In an earlier article, we compared the big three container technologies for HPC (Docker, Singularity, and Shifter). In a subsequent article, we provided a tutorial explaining how to use Univa Grid Engine (UGE) to manage Docker workloads. In this tutorial, we’ll take a similar look at SyLab’s Singularity, and show how to run Singularity containers on a UGE cluster.
Singularity is a cross-platform open-source platform for managing containerized workloads. While Singularity and Docker are similar in many respects, the architectures and file formats are different. While Docker images are comprised of multiple layers managed by the Docker system, Singularity stores a container image in a single file. This means that Singularity images can be treated much like binary executables by a Linux user. You can learn about the Singularity Image Format (SIF) here.
While there are drawbacks to this approach (pulling the latest Singularity image from a registry may take a little longer for example), the Singularity approach is simpler, and side steps security concerns in Docker where images run under the docker daemon, usually configured by default to run with root privileges.
While Singularity has its registry called Singularity Hub Singularity users can also pull container images from directly from Docker Hub and save them in Singularity’s native SIF format.
If you don’t have a UGE cluster, you can setup a Grid Engine in a few different ways. One way is to request a free demo copy from Univa at this link. An automated e-mail responder will point you to zipped files including documentation that will help you install a cluster locally or on your favorite cloud. If you have an Amazon Web Services (AWS) account, you can also install UGE via the AWS Marketplace here .
Univa Grid Engine runs across multiple Linux distributions and machine architectures. We have assumed Grid Engine is deployed on a CentOS cluster in our examples below.
Chances are that Singularity won’t be installed on your compute hosts by default, so the first step is to install it.
Installing Singularity is a little trickier than installing Docker. Part of the reason is that the platform is evolving quickly, and there are multiple installation methods with subtle differences between versions. Sylabs provides good installation instructions for each release in their online documentation.
For our purposes, we installed the latest stable 3.0 release. Singularity has been significantly re-written in Go and C languages, so you will need to install pre-requisites packages including the Go runtime before you can install singularity. When installing Singularity in an HPC environment, it is helpful to have a single script so that users can install software via ssh or similar tools. The script below reliably installs Singularity on our CentOS 7 UGE cluster deployed via the AWS marketplace. This script differs slightly from the Sylabs provided instructions because the CentOS 7 AMI was missing a few Linux facilities required for Singularity.
After running the script above to install Singularity on each Grid Engine host, you can verify it is installed and running:
The singularity build command extracts an image from Docker Hub and creates a Singularity format image. In the example below, we extract the latest Ubuntu image from Docker Hub and build a Singularity format image (ubuntu.sif) in our working directory. You can use the same approach to pull and create any Docker container image.
Unlike Docker, Singularity has no built-in facility for image management.

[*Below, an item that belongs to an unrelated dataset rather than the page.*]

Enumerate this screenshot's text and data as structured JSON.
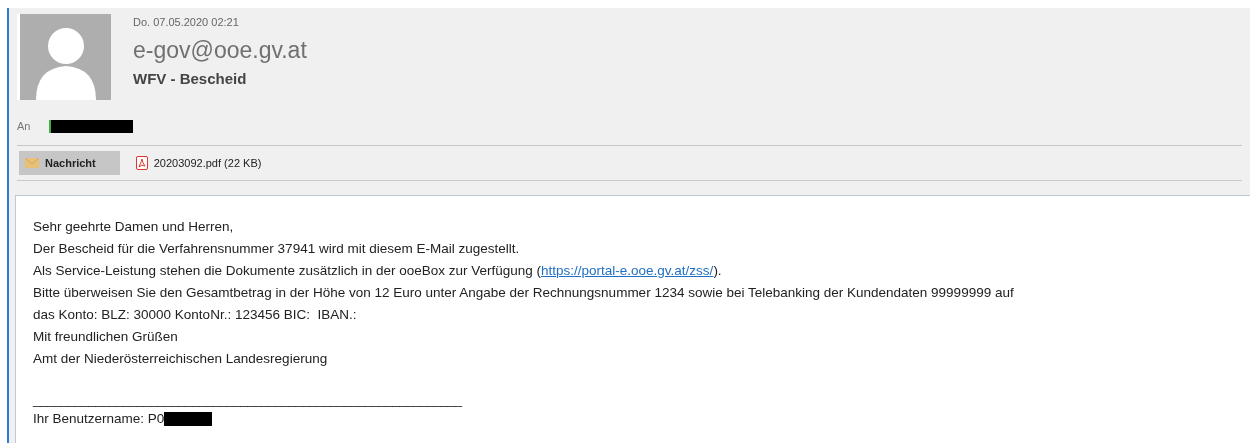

There is no command in Singularity analogous to docker images. In Singularity, images are treated as files. From a Grid Engine perspective, this is helpful because it means that Singularity jobs can be managed like any other workload.
Like other container platforms, Singularity is complex under the covers, but there are only a few commands that users need to know to get started and run containers. Some examples are provided below.
Open a shell into a Singularity container:
To run a shell inside a Singularity container, Singularity provides a shell sub-command. In the example below, we open the image we just created (ubuntu.sif) and run a command to show the operating system running in the container. Note that container is reporting Ubuntu 18 04 proving that the shell executes in the container and not on the CentOS UGE compute host.
Run a command in a Singularity container:
The exec sub-command is used to run a single command inside a Singularity container. Below we use the exec command to run “cat /etc/os-release” to report on the OS release rather than typing the command into a shell.
Running a Singularity container directly:
Similar to Docker, Singularity containers can have default entrypoints. In Singularity, these are referred to as runscripts. For example, a MySQL container would typically run a script that would parse command line arguments and start MySQL services. When you create a Singularity image from a Docker image, the Singularity container will inherit any default entrypoints. If there is no entrypoint, a symbolic link (singularity) in the root directory of the container will point to a default runscript that starts a shell and executes any arguments passed on the command line.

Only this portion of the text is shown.